暴雨像无数根冰冷的针,刺破看守所会见室那扇狭小的铁窗。
阮清坐在金属椅上,手腕被特制的合金铐住,冰冷触感顺着皮肤渗入骨髓。对面坐着陈律师,他西装笔挺,但领带歪斜,额角的汗珠在惨白的灯光下闪烁,像垂死的飞蛾。
“陈律师,”阮清的声音很轻,却像手术刀划过玻璃,“你刚才说,老爷子让你‘清理干净’。”
陈律师猛地抬头,瞳孔剧烈收缩。他下意识环顾四周,确认监控死角后,才压低声音:“你怎么知道?”
“因为你的心跳太快了。”阮清平静地陈述事实,像在念一份审计报告,“还有,你办公室抽屉第二层,藏着一支没墨的万宝龙钢笔。那是老爷子留给你的‘纪念品’,也是你伪造签字笔迹的样本来源。”

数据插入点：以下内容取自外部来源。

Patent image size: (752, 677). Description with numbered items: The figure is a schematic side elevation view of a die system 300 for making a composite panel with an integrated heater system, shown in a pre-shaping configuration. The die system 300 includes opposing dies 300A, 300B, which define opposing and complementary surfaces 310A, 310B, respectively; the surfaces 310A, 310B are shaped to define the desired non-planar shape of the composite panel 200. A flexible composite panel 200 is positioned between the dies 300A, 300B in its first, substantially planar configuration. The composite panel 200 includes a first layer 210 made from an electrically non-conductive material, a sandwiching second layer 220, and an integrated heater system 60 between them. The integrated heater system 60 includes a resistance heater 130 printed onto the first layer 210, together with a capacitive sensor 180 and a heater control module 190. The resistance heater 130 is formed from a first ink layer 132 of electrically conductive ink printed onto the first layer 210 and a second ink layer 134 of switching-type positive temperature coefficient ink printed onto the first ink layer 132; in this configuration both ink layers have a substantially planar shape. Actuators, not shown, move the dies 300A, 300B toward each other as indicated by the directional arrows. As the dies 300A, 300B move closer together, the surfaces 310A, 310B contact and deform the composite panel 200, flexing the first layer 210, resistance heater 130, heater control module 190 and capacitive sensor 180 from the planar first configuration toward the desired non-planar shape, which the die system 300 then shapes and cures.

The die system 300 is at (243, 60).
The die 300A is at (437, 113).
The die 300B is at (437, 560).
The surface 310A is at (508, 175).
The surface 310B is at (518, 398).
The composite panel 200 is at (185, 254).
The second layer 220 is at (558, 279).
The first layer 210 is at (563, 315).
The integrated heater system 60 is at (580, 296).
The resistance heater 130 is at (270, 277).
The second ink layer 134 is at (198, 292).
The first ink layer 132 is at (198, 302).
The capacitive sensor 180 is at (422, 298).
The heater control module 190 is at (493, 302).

陈律师的脸色瞬间煞白。他张了张嘴,想反驳,却发现喉咙发紧。恐惧像藤蔓一样缠住了他的心脏。
“你想干什么?”陈律师的声音颤抖,“我是白家的法律顾问,我有执业资格保护……”
“你有罪证。”阮打断了他,语速平稳,逻辑严密,“三年前,白廷洲转移那三千万公款时,你是经手人。你帮他做了两套账,一套给董事会看,一套给税务看。现在警方介入,如果你不配合,我手里那份录音——虽然U盘在我肚子里,但我备份了音频文件——会直接寄给检察院。”
陈律师的手指死死抠着椅背,指节泛白。他看着眼前这个曾经被他视为“外行”的前妻,眼中闪过一丝复杂的恨意与更深的恐惧。
“你疯了。”陈律师低声说,“就算我承认,老爷子也不会放过我。他会先杀了我,再杀了你。这是家族规矩。”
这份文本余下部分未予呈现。